I find that I’ve come to be pretty cynical when it comes to the quality of most new hour-long shows of the crime drama variety that air on the networks.
Most of the time, I find that the characters are cardboard and they deliver some of the most bla, or even silly-sounding, dialogue possible.
I decided to give the new ABC crime drama “Stumptown” about a female private investigator a try, but I was expecting it to be lame enough that I wouldn’t even get through the pilot episode.
And while it didn’t totally blow me away by any means, it was definitely a much more entertaining forty-three minutes than I was expecting.
Stumptown’s premise
The show centers around a woman named Dex. She’s an ex-marine who likes to gamble and drink. She has a complicated past and suffers from PTSD. And she decides to become a private investigator.
Honestly, I thought all this sounded a bit cliché on the surface. Like Jessica Jones (bleck, I’m not a Jessica Jones fan…), even down to the P.I. part.
Don’t get me wrong, I enjoy seeing complex female characters in TV and movies. But I think the b-a thing can be kind of a cliché, like how hardboiled can we make this chick?
That’s what I thought this show would be, from the premise. But I think the pilot did a really good job of balancing this woman’s toughness with an actual personality, wit, and a heart.
She’s somewhat funny (and not just by insulting people or being rude), and she takes care of her brother with Down Syndrome.
The brother, I think, is a real highlight of this show. Dex loves him, and though she’s fairly imperfect in taking care of him, the relationship really humanizes her and keeps the character from falling into that cliché of hard-core-ness that I was expecting it to be.

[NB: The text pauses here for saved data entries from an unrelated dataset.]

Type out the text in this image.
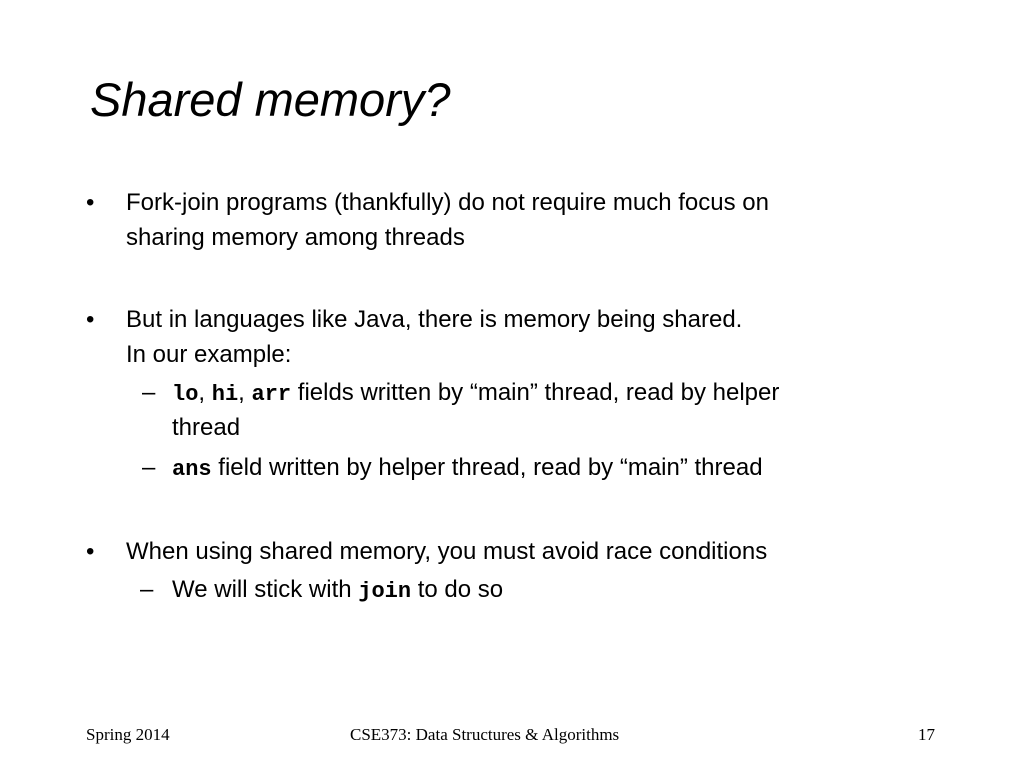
Shared memory?
• Fork-join programs (thankfully) do not require much focus on
sharing memory among threads
• But in languages like Java, there is memory being shared.
In our example:
– lo, hi, arr fields written by “main” thread, read by helper
thread
– ans field written by helper thread, read by “main” thread
• When using shared memory, you must avoid race conditions
– We will stick with join to do so
Spring 2014	CSE373: Data Structures & Algorithms	17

(Plus, I am definitely all for any show that tells the world, oh look, people with Down Syndrome are people! No need to encourage their termination in the womb!)
Stumptown’s moral issues
The most notable potential problem in the moral arena here is that this woman is known to have one-night stands.
In the pilot, she sleeps with someone she barely knows (one more mark for the cliché column, unfortunately…). But on the positive side, almost nothing of it is shown onscreen. Comments from a friend imply that she does this pretty frequently, so hopefully further episodes don’t tend toward overly-sexualized material.
Beyond that, there’s some violence but nothing too intense.
I’ll be watching this one
I’m not ready to say I love this show by any means, but it was definitely better than I was expecting.
I think, so far, they’ve taken material that could have been pretty so-so, and they made it fairly good. I’m interested to see if it gets better than good, or if it falls down to the level of your everyday cliché.